A number of solo exhibitions were held in 1957: Galerie Dupont, Lille; Palais des Beaux-Arts, Brussels; and Musée d’Antibes (with a catalogue text by André Verdet). In 1958, he showed at the Galleria Naviglio in Milan, and also had a travelling exhibition in Germany.

Atlan’s artistic mastery was impressive. His paintings have the strength of totemic emblems, with a rhythmic power that lends them grandeur. In 1958 he bought a house at Villiers-sur-Tholon in the Yonne, where he spent most of his time.

In 1959 he exhibited at the Galerie Roux-Malaval in Lyons and the Kaplan Gallery in London (with a catalogue text by Georges Le Breton), and at the end of the year once again showed at the Galerie Bing, which also gave him a retrospective in 1965 (catalogue text by Waldemar-George).

Atlan died in his Paris studio on 12 February 1960. His last paintings were shown in March of that year at the Contemporaries Gallery in New York, with a catalogue text by Clara Malraux. Hommage à Jean-Michel Atlan: Cimaise, April–June 1960.
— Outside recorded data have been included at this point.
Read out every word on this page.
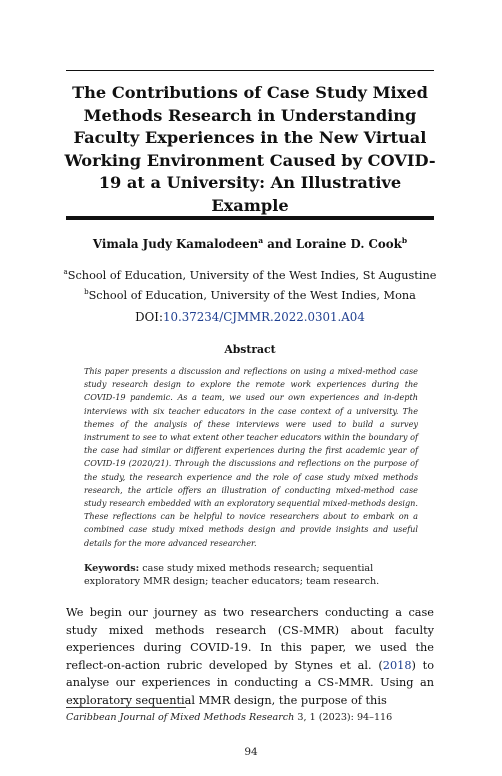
The Contributions of Case Study Mixed Methods Research in Understanding Faculty Experiences in the New Virtual Working Environment Caused by COVID-19 at a University: An Illustrative Example
Vimala Judy Kamalodeen$^a$ and Loraine D. Cook$^b$
$^a$School of Education, University of the West Indies, St Augustine
$^b$School of Education, University of the West Indies, Mona
DOI:10.37234/CJMMR.2022.0301.A04
Abstract

This paper presents a discussion and reflections on using a mixed-method case study research design to explore the remote work experiences during the COVID-19 pandemic. As a team, we used our own experiences and in-depth interviews with six teacher educators in the case context of a university. The themes of the analysis of these interviews were used to build a survey instrument to see to what extent other teacher educators within the boundary of the case had similar or different experiences during the first academic year of COVID-19 (2020/21). Through the discussions and reflections on the purpose of the study, the research experience and the role of case study mixed methods research, the article offers an illustration of conducting mixed-method case study research embedded with an exploratory sequential mixed-methods design. These reflections can be helpful to novice researchers about to embark on a combined case study mixed methods design and provide insights and useful details for the more advanced researcher.

Keywords: case study mixed methods research; sequential exploratory MMR design; teacher educators; team research.

We begin our journey as two researchers conducting a case study mixed methods research (CS-MMR) about faculty experiences during COVID-19. In this paper, we used the reflect-on-action rubric developed by Stynes et al. (2018) to analyse our experiences in conducting a CS-MMR. Using an exploratory sequential MMR design, the purpose of this

Caribbean Journal of Mixed Methods Research 3, 1 (2023): 94–116
94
Rétrospective, Musée National d’Art Moderne, Paris 1963. Catalogue.

Atlan, works in French public collections, Centre Georges Pompidou, Paris, 1980. Catalogue with texts by Atlan and a catalogue of prints and illustrated books. Biography.

Atlan, premières périodes 1940–1954, Musée des Beaux-Arts, Nantes, 1986. Catalogue. Reprinted 1989.

Atlan. Galerie Enrico Navarra, Paris, 1989. Catalogue, poem by Michel Butor.

The Museums of Antibes, Grenoble, Lille, Lyons; Paris: Centre Georges Pompidou, Musée d’Art Moderne Ville de Paris; Tate Gallery London, Cologne, New York Museum of Modern Art, Tokyo, Haifa, Stuttgart.

  • André Verdet, Atlan, Le Musée de Poche, 1957.
  • Michel Ragon and André Verdet, Jean Atlan, Coll. Les Grands Peintres, Kister, Geneva, 1960.
  • Michel Ragon, Atlan, Le Musée de Poche, Georges Fall, 1962.
  • Bernard Dorival, Atlan, Essai de biographie artistique, P. Tisné, 1962.
  • Michel Ragon, Atlan, Mon ami, Galilée, Paris, 1989.
  • Jacques Polieri et Kenneth White, Atlan, catalogue raisonné de l’œuvre complet. Éditions Gallimard, Milan, 1996.